Of course, life has always been like that--through the ages. We suffer; we eat; we love; we play; we laugh; we cry; we live; we die. And the sun keeps shining and the moon keeps rising and time passes. Day after day.

And all the while, I just feel like me. I just see what's in front of me, from the inside out.

Yesterday Jace spent the evening with the Lewis family. I picked him up at 9:00 and as soon as he opened the car door, he said, "Mom! Did you know that we are going to run out of clean water on our planet by the year 2025? I have been researching how we are running out the very things we need to exist on this planet. We may have to move to Mars and I'm not even kidding! I love earth. I don't want to leave earth!"

(My son is a weird kid too.)

And so, I explained to Jace that there is lot on the Internet that encourages fear-based living. We talked about how we, as a people, must learn to be wiser, to be kinder, to be resourceful with our planet, to be minimalists and consider the future rather than being wasteful and selfish with our resources. That we need to educate ourselves and then take steps to be better.

"Well," he said, "do you think we're getting better?"

"I do, Jace," I said. "I do think we're becoming more aware of the world in which we live."

We discussed how one person making simple changes isn't much; but when one person makes simple changes, and then another makes simple changes, and so on...well, those simple changes become huge and just like that the world is changed.

And I believe that.
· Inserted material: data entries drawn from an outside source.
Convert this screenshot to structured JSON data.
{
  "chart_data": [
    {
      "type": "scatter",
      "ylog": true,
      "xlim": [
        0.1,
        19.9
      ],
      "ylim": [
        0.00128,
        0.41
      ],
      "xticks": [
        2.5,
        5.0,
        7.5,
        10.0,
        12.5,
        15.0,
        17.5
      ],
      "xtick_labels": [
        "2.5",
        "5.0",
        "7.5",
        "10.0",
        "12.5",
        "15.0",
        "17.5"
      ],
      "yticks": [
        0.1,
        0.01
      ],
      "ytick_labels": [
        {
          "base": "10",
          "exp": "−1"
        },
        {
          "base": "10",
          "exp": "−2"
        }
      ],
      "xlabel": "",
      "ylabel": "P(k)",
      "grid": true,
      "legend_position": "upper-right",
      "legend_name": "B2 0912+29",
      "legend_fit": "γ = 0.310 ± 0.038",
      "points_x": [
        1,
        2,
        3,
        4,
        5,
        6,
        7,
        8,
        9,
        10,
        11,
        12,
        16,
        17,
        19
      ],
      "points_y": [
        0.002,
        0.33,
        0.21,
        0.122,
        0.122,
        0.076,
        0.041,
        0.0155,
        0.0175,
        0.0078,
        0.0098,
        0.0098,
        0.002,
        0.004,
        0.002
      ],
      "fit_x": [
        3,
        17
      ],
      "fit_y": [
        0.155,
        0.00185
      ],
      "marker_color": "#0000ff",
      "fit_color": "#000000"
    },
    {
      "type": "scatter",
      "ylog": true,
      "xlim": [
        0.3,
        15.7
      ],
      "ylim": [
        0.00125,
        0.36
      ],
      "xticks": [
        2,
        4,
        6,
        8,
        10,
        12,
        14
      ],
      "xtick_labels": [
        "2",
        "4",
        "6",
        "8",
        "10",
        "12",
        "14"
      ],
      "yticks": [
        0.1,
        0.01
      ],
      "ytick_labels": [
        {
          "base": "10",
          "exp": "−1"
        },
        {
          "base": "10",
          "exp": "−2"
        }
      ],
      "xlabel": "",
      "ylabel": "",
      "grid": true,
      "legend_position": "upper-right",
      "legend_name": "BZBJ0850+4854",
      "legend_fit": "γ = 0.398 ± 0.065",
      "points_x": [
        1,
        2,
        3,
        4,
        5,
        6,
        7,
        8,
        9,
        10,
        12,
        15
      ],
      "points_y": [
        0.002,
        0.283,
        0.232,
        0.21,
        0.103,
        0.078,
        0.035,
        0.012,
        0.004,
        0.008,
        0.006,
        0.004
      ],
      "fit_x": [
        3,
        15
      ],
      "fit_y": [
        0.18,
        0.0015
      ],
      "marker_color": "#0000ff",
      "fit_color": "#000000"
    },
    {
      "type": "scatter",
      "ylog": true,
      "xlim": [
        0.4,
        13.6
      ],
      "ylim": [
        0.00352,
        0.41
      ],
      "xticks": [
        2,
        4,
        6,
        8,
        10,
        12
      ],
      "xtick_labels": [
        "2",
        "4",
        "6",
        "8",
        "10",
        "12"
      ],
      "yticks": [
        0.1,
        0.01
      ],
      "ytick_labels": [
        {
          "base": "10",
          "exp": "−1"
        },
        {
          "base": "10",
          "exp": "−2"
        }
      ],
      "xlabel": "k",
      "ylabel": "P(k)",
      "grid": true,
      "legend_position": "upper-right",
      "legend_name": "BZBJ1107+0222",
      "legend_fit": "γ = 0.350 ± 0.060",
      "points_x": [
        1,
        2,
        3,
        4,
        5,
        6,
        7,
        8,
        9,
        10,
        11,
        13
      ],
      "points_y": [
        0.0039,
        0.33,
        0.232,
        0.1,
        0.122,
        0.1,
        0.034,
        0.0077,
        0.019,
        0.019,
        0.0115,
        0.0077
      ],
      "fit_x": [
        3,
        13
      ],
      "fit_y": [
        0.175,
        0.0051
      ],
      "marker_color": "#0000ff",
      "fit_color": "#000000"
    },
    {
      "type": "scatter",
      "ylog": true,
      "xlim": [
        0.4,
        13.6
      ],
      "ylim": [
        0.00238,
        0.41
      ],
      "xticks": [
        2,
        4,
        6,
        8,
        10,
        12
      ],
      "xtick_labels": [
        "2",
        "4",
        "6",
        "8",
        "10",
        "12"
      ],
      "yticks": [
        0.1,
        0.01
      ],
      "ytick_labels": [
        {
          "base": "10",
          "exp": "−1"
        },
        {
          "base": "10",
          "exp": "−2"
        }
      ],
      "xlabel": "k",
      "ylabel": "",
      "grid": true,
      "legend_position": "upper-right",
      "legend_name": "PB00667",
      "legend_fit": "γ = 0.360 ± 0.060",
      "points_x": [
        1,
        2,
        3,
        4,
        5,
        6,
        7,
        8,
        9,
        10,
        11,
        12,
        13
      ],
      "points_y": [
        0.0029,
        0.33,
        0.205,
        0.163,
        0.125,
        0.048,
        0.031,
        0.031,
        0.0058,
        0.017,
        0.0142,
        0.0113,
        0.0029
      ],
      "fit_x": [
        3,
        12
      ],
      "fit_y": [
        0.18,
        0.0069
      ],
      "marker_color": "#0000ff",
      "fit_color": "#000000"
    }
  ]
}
I believe we are getting wiser, kinder, more aware. I am not a fear-based person and I don't think that our society is getting worse as the years roll by. In fact, I'd say we've come a good pace since those Roman gladiator days. We've made progress since the days of the Wild Wild West. I believe in our youth who are learning to see through kinder eyes and will work to improve our planet rather than exploit it.

And so, even though we are all just on the inside looking out, maybe our vision is getting a bit clearer. I shall hope so...

And meanwhile, I think I'll eat a piece of birthday cake.

Here's to 50.

And hopefully many more.

1 comment:

  1. Already said it, but Happy Birthday again!!! I'm glad your were a weird kid because it made you an awesome 50 year old!!!